A pesar de todo ello, Sehic coincide con los análisis de los escritores citados: aunque la armonía nacional de la Yugoslavia comunista fuera impuesta y sólo aparente, no hay justificación para la atroz matanza que se desató en “1992: año cero” (115). El mismo, estudiante de veterinaria en Zagreb e “infeliz enamorado del cine y de la literatura” (15) deja de ser yugoslavo para volverse “serbio de Bosnio” y por consiguiente enemigo y blanco de los nacionalistas de varios bandos.
“Soy uno, pero hay miles como nosotros” (15), esos a los que la guerra ha cambiado la existencia, cuando no segado del todo. Su propia ciudad, “pequeño París” antes de la guerra, desaparece, calcinada, pulverizada en 1993, disfrazada de plantas y ruinas, como “el estudio de rodaje abandonado de una película que narra los momentos posteriores al Apocalipsis” (98).
Muchos vecinos e incluso amigos, aprenden “a odiar porque era la única manera de sobrevivir” (119). Enmascarados, bajan a torturar y matar en mazmorras improvisadas a otros como ellos, en venganza por las imágenes vistas en televisión de hombres de Srebenica con las manos atadas a la espalda y empujados a la fosa. Nadie es inocente, porque en una guerra, “el enemigo es el enemigo; no puede ser una persona normal y corriente” (16).
Sehic, que llegaría a dirigir una unidad de 130 hombres del ejército bosnio, reconoce que le gustaría “volar sobre la guerra” para superar así su propia tortura. Es lo que intenta hacer a través de la escritura de este libro, amarga confesión de crímenes compartidos y, a la vez, canto a la vida que sigue corriendo por “las tranquilas aguas del Una”.

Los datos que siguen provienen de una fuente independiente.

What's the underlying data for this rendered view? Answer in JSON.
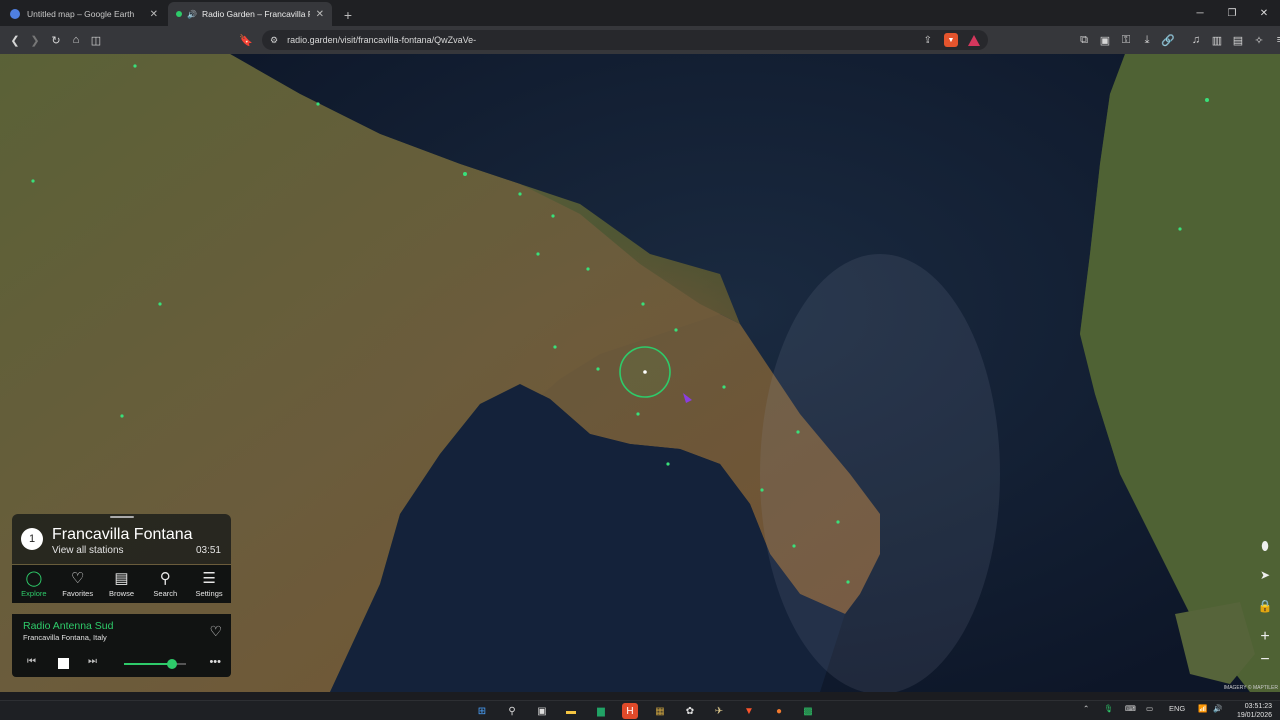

Novela sobre la naturaleza, novela sobre el río, glosario del mundo acuático, esta primera obra narrativa de Sehic es también, como él mismo lo dice en uno de los últimos capítulos, un réquiem balcánico, un glosario de la melancolía y de la tristeza, de un mundo que desapareció, a la vez que una poderosa llamada de atención: “Lo que sé con seguridad es que todo se repite: la historia se repite y los mataderos de las naciones son renovados – nunca son destruidos completamente porque sus tecnologías son preservadas secretamente para ser reutilizadas-“ (156-157).